Kurtuluş Savaşı sonrası zorlu bir dönemdi. Yukarıda sıraladığımız isteklerini kabul ettirmişlerdi ama yeniden inşa süreci bu zorlukların içinde yapılıyordu. Büyüdüler ve genişlediler. Okul çatısı yetmez oldu. Aksaray Valide Camii’nin karşısındaki köşede bulunan Vardar Kıraathanesi’nin ikinci katı 30 liraya kiralandı. Kemal Halim Bey bu işi de çözmüştü. Kulüp bir takımın kalesiydi. Kale tutulmuştu önce. Ve o kale Yasinzadelerin evinden getirilen eşyalarla döşendi bir güzel. Koltuklar şuraya, masa şuraya pencerenin önüne…

Yürüyüş başlıyor
Yıl 1927-28’e geldikte, yönetmelikler gereği Üçüncü Lig’e alındı İstanbulspor. İhsan, Hayri, Ali Sohtorik, Tevfik, Süvari, Halis, Mithat, Kemal Halim, Hikmet’li kadro aynı sezon şampiyon olup bir üst lige çıktılar… Sarı-siyah renkteki ilk formalar iki parçalıydı. Sağ taraftaki siyah parçanın üzerine sarı bir yıldız iliştirdiler. 1927-28 üçüncü, 1928-29 ikinci, 1929-30 Birinci Lig. Yürüyüş başlamıştı. Sarı-siyahlılar altı takımlı İstanbul Ligi’ni beşinci bitirdiler. Sonraki sezon da yine aynı yerde… 1931-32 sezonu ise İstanbul Ligi hasılatın paylaşılmasında sorun yaşayan Galatasaray ve Fenerbahçe olmadan oynandı. Bu ikiliye sonraları Beşiktaş da katıldı. Yani bir çeşit havuz tartışması… İstanbulspor, önce beş takımlı İstanbul Ligi ve İstanbul Şildi maçlarından şampiyonluklar çıkardı sonra da İstanbul’u Türkiye şampiyonasında temsil edip sezonu Türkiye şampiyonluğuyla kapattı.

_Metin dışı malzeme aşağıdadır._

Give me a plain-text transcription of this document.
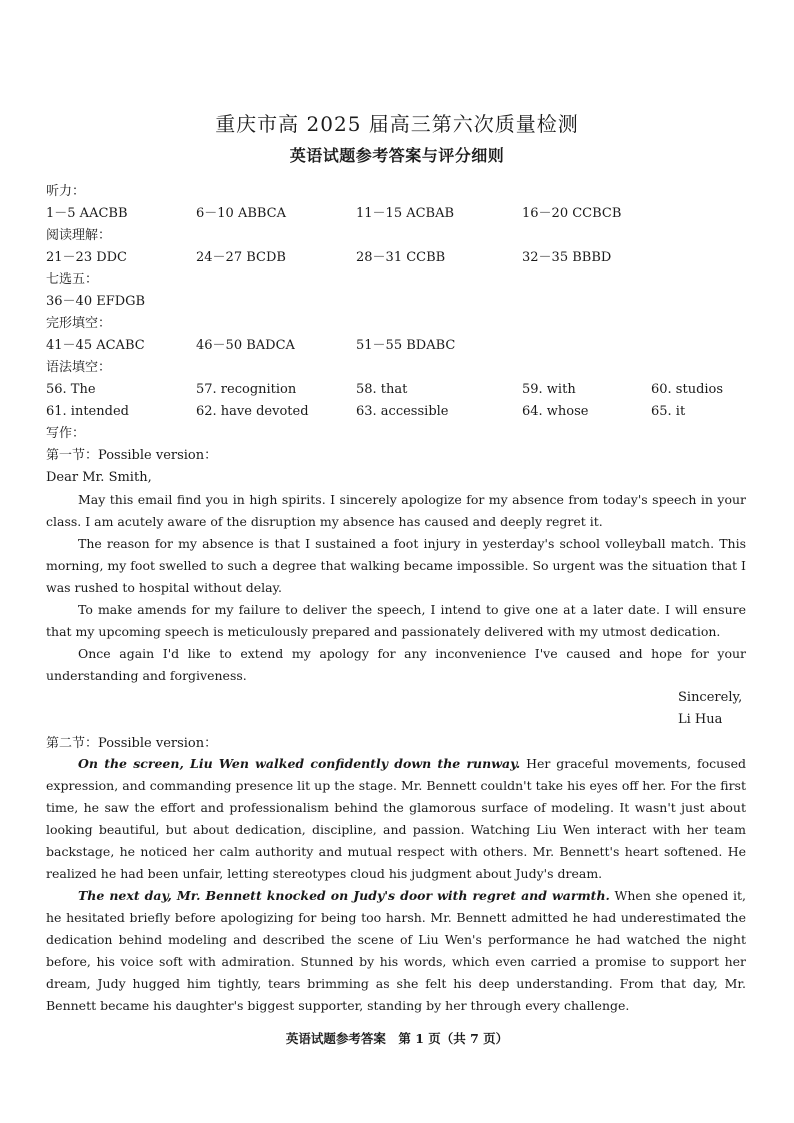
重庆市高 2025 届高三第六次质量检测
英语试题参考答案与评分细则
听力：
1－5 AACBB	6－10 ABBCA	11－15 ACBAB	16－20 CCBCB
阅读理解：
21－23 DDC	24－27 BCDB	28－31 CCBB	32－35 BBBD
七选五：
36－40 EFDGB
完形填空：
41－45 ACABC	46－50 BADCA	51－55 BDABC
语法填空：
56. The	57. recognition	58. that	59. with	60. studios
61. intended	62. have devoted	63. accessible	64. whose	65. it
写作：
第一节：Possible version：
Dear Mr. Smith,
May this email find you in high spirits. I sincerely apologize for my absence from today's speech in your class. I am acutely aware of the disruption my absence has caused and deeply regret it.
The reason for my absence is that I sustained a foot injury in yesterday's school volleyball match. This morning, my foot swelled to such a degree that walking became impossible. So urgent was the situation that I was rushed to hospital without delay.
To make amends for my failure to deliver the speech, I intend to give one at a later date. I will ensure that my upcoming speech is meticulously prepared and passionately delivered with my utmost dedication.
Once again I'd like to extend my apology for any inconvenience I've caused and hope for your understanding and forgiveness.
Sincerely,
Li Hua
第二节：Possible version：
On the screen, Liu Wen walked confidently down the runway. Her graceful movements, focused expression, and commanding presence lit up the stage. Mr. Bennett couldn't take his eyes off her. For the first time, he saw the effort and professionalism behind the glamorous surface of modeling. It wasn't just about looking beautiful, but about dedication, discipline, and passion. Watching Liu Wen interact with her team backstage, he noticed her calm authority and mutual respect with others. Mr. Bennett's heart softened. He realized he had been unfair, letting stereotypes cloud his judgment about Judy's dream.
The next day, Mr. Bennett knocked on Judy's door with regret and warmth. When she opened it, he hesitated briefly before apologizing for being too harsh. Mr. Bennett admitted he had underestimated the dedication behind modeling and described the scene of Liu Wen's performance he had watched the night before, his voice soft with admiration. Stunned by his words, which even carried a promise to support her dream, Judy hugged him tightly, tears brimming as she felt his deep understanding. From that day, Mr. Bennett became his daughter's biggest supporter, standing by her through every challenge.
英语试题参考答案　第 1 页（共 7 页）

1934-35 sezonu zor sezon. Her açıdan… Para yok. Malzeme yok. Yusuf Ziya Öniş, sarı-siyahlıların ancak kendi kulübü Güneşspor’a iltihakı ile sorunun çözüleceğini söylüyor. Sultanililer yeniden toplandılar. Biraz daha büyük konuştular bu kez; “Kimi kime satıyorsunuz arkadaşlar?” Manda ve himaye kabul olunamaz! ruhunun henüz diri olduğu yıllar. Kimse şimdiki gibi kiralayalım memleketi! ağzıyla konuşmuyor o zamanlar… 1940 ve 60 arasında inişli çıkışlı ama artık lise desteğini arkasına almanın da ötesinde tribünleri taraftarlarınca doldurulan ve İstanbulspor var. Ve bu yürüyüş 1960’larda üst düzeyde başarılara getirmiş takımı. Ama 1960’ların sonlarına doğru takım İkinci Lig’e düştü. Sonraları Bilge’lerin, Kasapoğul’larının, Zorbay’ların, Yıldırım’ların, Kel İhsan’ların yıldız yıldız parladıkları ekip, düşüşe engel olamadı. Futbolumuzun Yasin’leri, Ercan Aktuna’ları, Ender Konca’ları, Alpaslan’ları, Cemil’leri, Gökmen’leri ve daha niceleri bu ekipten çıkmıştı ama bir ilgisizlik hastalığı, kulübü Üçüncü Lig’e kadar sürükledi.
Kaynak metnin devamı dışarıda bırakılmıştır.